中国企業による日本企業の買収事例4:テンセント・グループ

中国企業のM&A戦略について、特に日本企業と関連する部分にスポットを当てて紹介する。第4回は、ソフトバンク・グループの子会社で、クラッシュ・オブ・クラン等のゲームを提供するフィンランドの会社「スーパーセル(Supercell)」を買収した「テンセント・グループ」を取り上げる。

テンセント、ソフトバンク傘下のスーパーセルを買収

2013年、ソフトバンク・グループはスーパーセルを買収し、子会社化した。その後、2016年6月、ソフトバンク・グループが保有するスーパーセルの全株式を段階的にテンセント・グループに売却すると発表した。

 (参考)ソフトバンク プレスリリース テンセントによるスーパーセル株式取得について

「テンセント・グループ」はどんな会社か?

テンセントのロゴ

ソフトバンク・グループの子会社売却により、テンセント・グループが日本でも注目されたが、テンセントという企業を知らない人も多かったのではないだろうか。

テンセント・グループの持ち株会社であるテンセント・ホールディングズは、数年来、アジア企業の時価総額ランキングでアリババ・グループと首位争いを展開しており、時価総額45兆円[1]を超す大企業である。

テンセント・グループは、1998年に中国・深セン市で設立されたインターネット関連企業であり、2004年に香港証券取引所に上場した。

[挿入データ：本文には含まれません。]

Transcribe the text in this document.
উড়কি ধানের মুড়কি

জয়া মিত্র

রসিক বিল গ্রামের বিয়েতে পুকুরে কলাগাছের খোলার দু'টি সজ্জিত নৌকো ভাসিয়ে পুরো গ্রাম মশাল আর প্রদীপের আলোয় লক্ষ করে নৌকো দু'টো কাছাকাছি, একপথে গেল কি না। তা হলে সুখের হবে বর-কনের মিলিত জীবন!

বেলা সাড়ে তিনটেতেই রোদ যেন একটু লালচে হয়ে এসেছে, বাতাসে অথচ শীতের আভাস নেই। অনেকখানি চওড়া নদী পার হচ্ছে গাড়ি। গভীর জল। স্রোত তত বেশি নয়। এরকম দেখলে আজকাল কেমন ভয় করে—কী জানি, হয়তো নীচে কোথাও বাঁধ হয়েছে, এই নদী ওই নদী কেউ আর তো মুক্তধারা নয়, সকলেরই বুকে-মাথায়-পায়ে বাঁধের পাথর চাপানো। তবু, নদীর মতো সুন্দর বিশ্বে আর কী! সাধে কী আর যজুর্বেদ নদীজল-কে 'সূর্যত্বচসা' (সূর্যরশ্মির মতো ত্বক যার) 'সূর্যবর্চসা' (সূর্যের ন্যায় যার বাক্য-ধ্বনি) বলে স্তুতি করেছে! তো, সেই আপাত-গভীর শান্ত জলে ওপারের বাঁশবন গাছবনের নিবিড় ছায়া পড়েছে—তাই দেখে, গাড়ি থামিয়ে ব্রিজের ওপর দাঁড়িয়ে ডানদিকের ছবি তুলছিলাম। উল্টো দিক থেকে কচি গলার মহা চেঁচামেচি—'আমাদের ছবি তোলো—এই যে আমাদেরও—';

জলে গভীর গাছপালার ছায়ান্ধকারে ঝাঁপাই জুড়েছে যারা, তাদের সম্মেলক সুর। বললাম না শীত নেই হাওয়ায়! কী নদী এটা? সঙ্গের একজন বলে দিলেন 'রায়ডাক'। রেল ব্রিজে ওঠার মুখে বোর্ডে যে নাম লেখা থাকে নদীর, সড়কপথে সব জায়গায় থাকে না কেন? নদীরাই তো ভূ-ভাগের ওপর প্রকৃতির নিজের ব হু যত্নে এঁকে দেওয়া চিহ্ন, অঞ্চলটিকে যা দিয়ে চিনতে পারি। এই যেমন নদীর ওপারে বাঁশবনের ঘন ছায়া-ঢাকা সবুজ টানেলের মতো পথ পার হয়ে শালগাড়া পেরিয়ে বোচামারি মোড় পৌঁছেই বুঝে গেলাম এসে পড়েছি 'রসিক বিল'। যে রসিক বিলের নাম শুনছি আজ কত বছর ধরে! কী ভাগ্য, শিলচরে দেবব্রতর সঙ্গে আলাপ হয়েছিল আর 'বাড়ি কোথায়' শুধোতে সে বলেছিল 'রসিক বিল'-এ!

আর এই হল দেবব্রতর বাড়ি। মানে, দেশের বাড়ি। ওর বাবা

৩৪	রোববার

現在では、香港ハンセン株価指数の構成銘柄にもなっている。

[1]香港ドルの時価総額9月30日付(テンセントHPより)為替レートは9月30日付の14.41円で計算。

中国版Lineと言われる「WeChat(ウィーチャット)/微信(ウェイシン)」

テンセント・グループは、コミュニケーション・ツールであるQQ(キューキュー)やWeChat(ウィーチャット)を展開しており、その他インターネットを通じて、ソーシャルネットワーキングやオンラインゲーム、ニュースサービスやビデオコンテンツといった多様なサービスを提供している。

QQは、現在のようにスマホが普及する前のパソコン時代から、中国大陸では最もポピュラーなインスタントメッセンジャーであり、若者の間で広く使われていた。

2010年、テンセント・グループは中国版Lineと言われるスマホ向けの「WeChat(ウィーチャット)」の展開を開始する。中国語で「微信(ウェイシン)」(短いメッセージの意味)と呼ばれるこのチャット・アプリは、LineやFacebook、Twitterの使用が実質的にできない中国大陸においては、必須のチャット・アプリとなり、爆発的に普及した。実は筆者もWeChatユーザーで、仕事でも使っている。